The Church of Jesus Christ of Latter-day Saints was formally organized in a small log cabin in upstate New York in 1830.
It took 117 years — until 1947 — for the Church to grow from the initial six members to one million. Missionaries were a feature of the Church from its earliest days, fanning out to Native American lands, to Canada and, in 1837, beyond the North American continent to England. Not long after, missionaries were working on the European continent and as far away as India and the Pacific Islands.
The two-million-member mark was reached just 16 years later, in 1963, and the three-million mark in eight years more. This accelerating growth pattern has continued with about a million new members now being added every three years or less. Growth consists both of convert baptisms and natural growth through the birth of children.
Church membership today is over 14 million.
The consequences of this rapid and sustained growth are seen in many places in the world where the Church operates. Congregations that are grouped into geographical areas known as wards are periodically divided as they become too large to administer, or to worship in a chapel or meetinghouse all at once. New buildings are being completed virtually every day of the year in order to house growing membership.
According to the National Council of Churches, The Church of Jesus Christ of Latter-day Saints is the second-fastest-growing church in the United States. However, despite its increasing numbers, the Church cautions against overemphasis on growth statistics.
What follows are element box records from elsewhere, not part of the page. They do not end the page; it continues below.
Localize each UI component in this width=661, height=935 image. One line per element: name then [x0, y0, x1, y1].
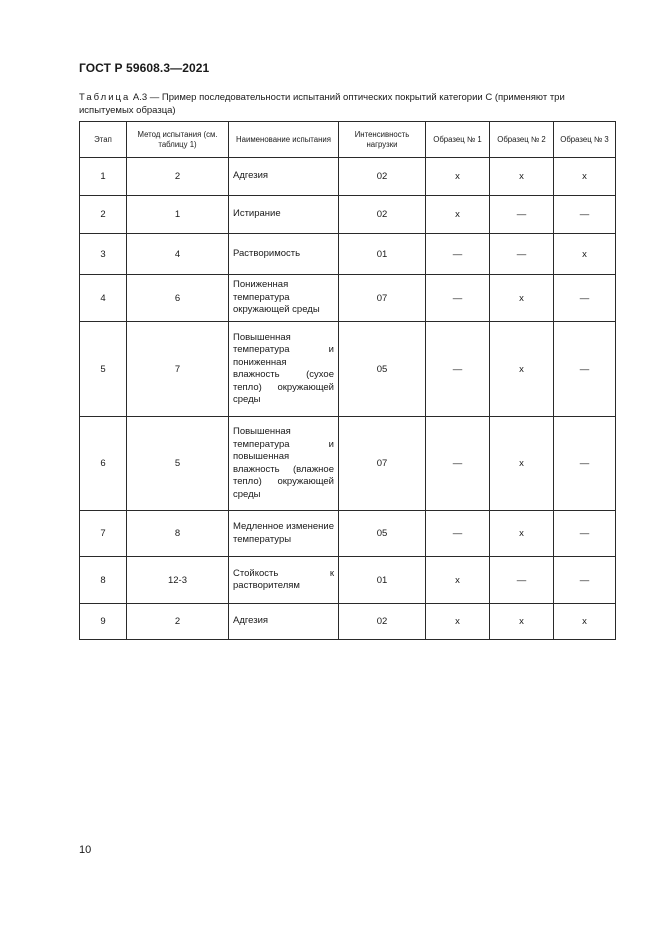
cell-sample-2: x — [490, 275, 554, 322]
caption-text: А.3 — Пример последовательности испытаний оптических покрытий категории С (применяют три испытуемых образца) — [79, 92, 565, 116]
cell-sample-1: — — [426, 417, 490, 511]
cell-name-text: Медленное изменение температуры — [233, 521, 335, 545]
cell-sample-3: x — [554, 158, 616, 196]
table-row — [80, 275, 616, 322]
cell-sample-1: — — [426, 511, 490, 557]
cell-sample-3: — — [554, 557, 616, 604]
cell-name-text: Адгезия — [233, 615, 269, 627]
table-row — [80, 158, 616, 196]
cell-sample-1: x — [426, 557, 490, 604]
cell-intensity: 07 — [339, 417, 426, 511]
cell-method: 2 — [127, 158, 229, 196]
cell-intensity: 05 — [339, 322, 426, 417]
document-code: ГОСТ Р 59608.3—2021 — [79, 61, 210, 75]
cell-intensity: 01 — [339, 557, 426, 604]
cell-intensity: 02 — [339, 196, 426, 234]
cell-sample-3: — — [554, 275, 616, 322]
cell-name — [229, 196, 339, 234]
table-row — [80, 604, 616, 640]
cell-sample-1: — — [426, 322, 490, 417]
cell-name — [229, 604, 339, 640]
header-sample-2: Образец № 2 — [490, 122, 554, 158]
cell-sample-1: — — [426, 275, 490, 322]
cell-sample-2: — — [490, 557, 554, 604]
cell-stage: 8 — [80, 557, 127, 604]
cell-method: 4 — [127, 234, 229, 275]
cell-name — [229, 417, 339, 511]
cell-sample-1: x — [426, 604, 490, 640]
cell-sample-1: x — [426, 158, 490, 196]
cell-sample-1: — — [426, 234, 490, 275]
cell-method: 5 — [127, 417, 229, 511]
cell-stage: 1 — [80, 158, 127, 196]
header-method: Метод испытания (см. таблицу 1) — [127, 122, 229, 158]
cell-sample-2: x — [490, 158, 554, 196]
cell-stage: 9 — [80, 604, 127, 640]
table-row — [80, 322, 616, 417]
cell-sample-2: x — [490, 604, 554, 640]
caption-label: Таблица — [79, 92, 131, 103]
cell-method: 1 — [127, 196, 229, 234]
cell-intensity: 02 — [339, 158, 426, 196]
cell-name-text: Повышенная температура и повышенная влажность (влажное тепло) окружающей среды — [233, 426, 334, 500]
cell-name — [229, 557, 339, 604]
cell-name-text: Пониженная температура окружающей среды — [233, 279, 320, 316]
cell-name — [229, 234, 339, 275]
table-row — [80, 417, 616, 511]
cell-name — [229, 322, 339, 417]
cell-sample-3: x — [554, 234, 616, 275]
cell-intensity: 07 — [339, 275, 426, 322]
cell-sample-3: — — [554, 417, 616, 511]
cell-stage: 7 — [80, 511, 127, 557]
header-stage: Этап — [80, 122, 127, 158]
cell-name — [229, 511, 339, 557]
cell-method: 2 — [127, 604, 229, 640]
header-intensity: Интенсивность нагрузки — [339, 122, 426, 158]
cell-stage: 6 — [80, 417, 127, 511]
cell-stage: 4 — [80, 275, 127, 322]
cell-name-text: Стойкость к растворителям — [233, 567, 334, 591]
cell-method: 8 — [127, 511, 229, 557]
header-sample-3: Образец № 3 — [554, 122, 616, 158]
cell-name-text: Истирание — [233, 208, 281, 220]
cell-intensity: 01 — [339, 234, 426, 275]
cell-method: 7 — [127, 322, 229, 417]
cell-name-text: Адгезия — [233, 170, 269, 182]
cell-sample-3: — — [554, 511, 616, 557]
cell-name — [229, 158, 339, 196]
header-sample-1: Образец № 1 — [426, 122, 490, 158]
table-header-row — [80, 122, 616, 158]
cell-sample-2: x — [490, 417, 554, 511]
cell-stage: 2 — [80, 196, 127, 234]
cell-sample-3: x — [554, 604, 616, 640]
header-name: Наименование испытания — [229, 122, 339, 158]
table-row — [80, 511, 616, 557]
cell-name-text: Повышенная температура и пониженная влажность (сухое тепло) окружающей среды — [233, 331, 334, 405]
cell-sample-3: — — [554, 196, 616, 234]
cell-name-text: Растворимость — [233, 247, 301, 259]
cell-intensity: 02 — [339, 604, 426, 640]
cell-method: 12-3 — [127, 557, 229, 604]
cell-method: 6 — [127, 275, 229, 322]
cell-sample-2: — — [490, 196, 554, 234]
page-number: 10 — [79, 844, 92, 856]
cell-sample-1: x — [426, 196, 490, 234]
cell-stage: 3 — [80, 234, 127, 275]
table-row — [80, 196, 616, 234]
cell-sample-2: — — [490, 234, 554, 275]
cell-sample-2: x — [490, 322, 554, 417]
table-row — [80, 557, 616, 604]
cell-sample-2: x — [490, 511, 554, 557]
cell-intensity: 05 — [339, 511, 426, 557]
test-sequence-table — [79, 121, 616, 640]
table-caption — [79, 91, 615, 117]
table-row — [80, 234, 616, 275]
cell-stage: 5 — [80, 322, 127, 417]
cell-sample-3: — — [554, 322, 616, 417]
cell-name — [229, 275, 339, 322]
The Church makes no statistical comparisons with other churches and makes no claim to be the fastest-growing Christian denomination despite frequent news media comments to that effect. Such comparisons rarely take account of a multiplicity of complex factors, including activity rates and death rates, the methodology used in registering or counting members and what factors constitute membership. Growth rates also vary significantly across the world. Additionally, many other factors contribute to the strength of the Church, most especially the devotion and commitment of its members.